|Block, Eric - State University Of New York (SUNY)|
|Booker, Squire - Pennsylvania State University|
|Flores-penalba, Sonia - State University Of New York (SUNY)|
|George, Graham - University Of Saskatchewan|
|Landgraf, Bradley - Pennsylvania State University|
|Li, Fei - University Of Delaware|
|Lodge, Stephene - State University Of New York (SUNY)|
|Pushie, Jake - University Of Saskatchewan|
|Rozovsky, Sharon - University Of Delaware|
|Vattekkatte, Abith - State University Of New York (SUNY)|
|Yaghi, Rama - State University Of New York (SUNY)|
Submitted to: ChemBioChem
Publication Type: Peer Reviewed Journal
Publication Acceptance Date: 7/7/2016
Publication Date: 9/15/2016
Publication URL: http://handle.nal.usda.gov/10113/5852156
Citation: Block, E., Booker, S., Flores-Penalba, S., George, G., Landgraf, B., Li, F., Lodge, S.N., Pushie, J., Rozovsky, S., Vattekkatte, A., Yaghi, R., Zeng, H. 2016. Trifluoroselenomethionine: A new unnatural amino acid. ChemBioChem. 17(18):1738-1751.
Interpretive Summary: Epidemiological evidence indicates that selenium (Se) status is inversely associated with cancer/bacterial infection risk, and results from several intervention studies show that high Se intakes effectively reduce colon cancer risk. It has been documented that methylseleninic acid (MSeA), a methylselenol precursor, is a superior choice of Se for cancer chemoprevention over other Se compounds. Trifluoromethionine and selenomethionine are of interest as prodrugs (again cancer and bacterial infection), affording cytotoxic trifluoromethanethiol and methylselenol, respectively. In the present study, we demonstrated trifluoroselenomethionine, a new non-natural amino acid with enhanced methioninase-induced cytotoxicity toward human colon cancer cells. These research data open new avenues to studying anticancer/infection. The immediate application of our findings is to determine trifluoroselenomethionine’s anti-(colon cancer) property with animal models and human intervention studies, which may lead to yield the next generation Se compound against human diseases. Collectively, the information will be useful for scientists and health-care professionals who are interested in using Se as a nutrient/drug in the prevention/treatment of human cancer/bacterial infection.

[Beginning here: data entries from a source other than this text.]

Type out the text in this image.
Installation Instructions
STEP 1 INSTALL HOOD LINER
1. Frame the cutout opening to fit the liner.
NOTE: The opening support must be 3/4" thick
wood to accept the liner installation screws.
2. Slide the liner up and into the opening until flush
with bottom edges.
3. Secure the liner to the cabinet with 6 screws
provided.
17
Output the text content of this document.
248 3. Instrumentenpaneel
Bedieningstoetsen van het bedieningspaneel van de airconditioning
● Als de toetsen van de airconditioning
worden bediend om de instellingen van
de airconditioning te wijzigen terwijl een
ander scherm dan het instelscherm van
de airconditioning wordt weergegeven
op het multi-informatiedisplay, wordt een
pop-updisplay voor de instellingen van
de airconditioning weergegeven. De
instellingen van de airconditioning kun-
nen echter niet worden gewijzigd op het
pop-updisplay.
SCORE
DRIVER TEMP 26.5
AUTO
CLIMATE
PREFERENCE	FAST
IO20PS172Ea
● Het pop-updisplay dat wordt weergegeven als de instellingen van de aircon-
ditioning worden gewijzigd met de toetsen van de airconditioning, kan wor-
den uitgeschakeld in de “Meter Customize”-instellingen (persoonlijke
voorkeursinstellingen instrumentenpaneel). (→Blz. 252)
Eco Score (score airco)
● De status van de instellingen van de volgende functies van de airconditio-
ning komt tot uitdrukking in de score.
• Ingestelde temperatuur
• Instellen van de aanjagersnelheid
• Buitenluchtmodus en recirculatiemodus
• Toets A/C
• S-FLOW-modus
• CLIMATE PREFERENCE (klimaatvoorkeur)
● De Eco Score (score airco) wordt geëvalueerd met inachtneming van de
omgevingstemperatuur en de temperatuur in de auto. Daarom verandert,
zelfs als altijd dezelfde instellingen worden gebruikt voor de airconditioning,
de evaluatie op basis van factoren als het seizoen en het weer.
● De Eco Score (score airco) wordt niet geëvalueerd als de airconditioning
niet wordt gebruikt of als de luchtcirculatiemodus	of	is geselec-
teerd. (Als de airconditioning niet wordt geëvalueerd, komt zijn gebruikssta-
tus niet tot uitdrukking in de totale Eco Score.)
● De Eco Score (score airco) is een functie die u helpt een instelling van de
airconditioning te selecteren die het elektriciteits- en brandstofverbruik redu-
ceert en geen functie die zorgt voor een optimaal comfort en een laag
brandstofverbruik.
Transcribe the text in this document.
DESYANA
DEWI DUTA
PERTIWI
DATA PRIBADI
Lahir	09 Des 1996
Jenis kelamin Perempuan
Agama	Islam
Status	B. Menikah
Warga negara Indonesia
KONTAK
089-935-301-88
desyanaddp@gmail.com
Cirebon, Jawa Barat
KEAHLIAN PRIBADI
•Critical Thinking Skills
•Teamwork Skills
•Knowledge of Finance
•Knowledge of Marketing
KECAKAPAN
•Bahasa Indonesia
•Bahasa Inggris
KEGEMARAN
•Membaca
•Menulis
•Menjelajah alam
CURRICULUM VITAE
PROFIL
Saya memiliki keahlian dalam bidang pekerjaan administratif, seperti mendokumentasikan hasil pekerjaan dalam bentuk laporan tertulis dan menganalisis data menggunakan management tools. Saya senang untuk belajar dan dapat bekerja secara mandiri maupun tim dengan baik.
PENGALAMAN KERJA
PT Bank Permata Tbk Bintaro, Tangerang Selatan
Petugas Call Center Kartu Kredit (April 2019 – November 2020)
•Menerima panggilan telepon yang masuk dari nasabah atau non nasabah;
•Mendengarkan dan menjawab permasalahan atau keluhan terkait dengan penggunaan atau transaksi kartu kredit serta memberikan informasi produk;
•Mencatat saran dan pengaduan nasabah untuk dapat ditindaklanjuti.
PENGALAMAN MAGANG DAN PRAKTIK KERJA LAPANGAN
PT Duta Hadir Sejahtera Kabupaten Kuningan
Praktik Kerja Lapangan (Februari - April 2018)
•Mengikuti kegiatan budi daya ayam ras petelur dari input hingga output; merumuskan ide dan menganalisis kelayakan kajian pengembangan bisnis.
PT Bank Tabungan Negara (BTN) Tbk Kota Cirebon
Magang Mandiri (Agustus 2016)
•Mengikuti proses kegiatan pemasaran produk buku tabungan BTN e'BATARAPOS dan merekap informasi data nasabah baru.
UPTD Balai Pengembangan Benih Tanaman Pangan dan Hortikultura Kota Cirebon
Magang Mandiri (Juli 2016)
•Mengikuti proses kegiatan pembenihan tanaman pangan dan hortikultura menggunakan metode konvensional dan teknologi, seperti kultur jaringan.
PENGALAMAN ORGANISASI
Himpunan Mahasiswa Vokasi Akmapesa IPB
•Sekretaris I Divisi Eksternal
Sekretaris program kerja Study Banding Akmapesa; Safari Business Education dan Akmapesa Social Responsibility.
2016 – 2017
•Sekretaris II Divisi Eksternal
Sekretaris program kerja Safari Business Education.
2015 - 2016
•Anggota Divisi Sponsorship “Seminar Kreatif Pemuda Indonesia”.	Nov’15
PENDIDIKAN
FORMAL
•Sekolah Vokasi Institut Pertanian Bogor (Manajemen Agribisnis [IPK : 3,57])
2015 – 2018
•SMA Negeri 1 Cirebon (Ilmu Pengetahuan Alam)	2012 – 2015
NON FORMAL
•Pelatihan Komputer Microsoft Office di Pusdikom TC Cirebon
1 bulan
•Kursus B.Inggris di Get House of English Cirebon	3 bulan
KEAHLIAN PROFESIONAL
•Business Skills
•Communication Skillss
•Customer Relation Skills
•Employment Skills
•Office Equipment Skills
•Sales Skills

Technical Abstract: Trifluoroselenomethionine (TFSeM), a novel non-natural amino acid, was synthesized in seven steps from N-(tert-butoxycarbonyl)-L-aspartic acid tert-butyl ester. TFSeM shows enhanced methioninase-induced cytotoxicity toward human colon cancer derived HCT- 116 cells compared to selenomethionine (SeM). Mechanistic explanations for this enhanced activity are computationally and experimentally examined. Comparison of TFSeM and SeM by selenium EXAFS and DFT calculations showed them to be spectroscopically and structurally very similar. None-the-less, when two different mutants of the protein GB1 were expressed in the E. Coli methionine auxotroph cell line B834(DE3) using TFSeM and methionine in a 9:1 ratio, it was found that, surprisingly, 90% of the proteins were composed of SeM, even though no SeM had been added, implying loss of the trifluoromethyl group from TFSeM.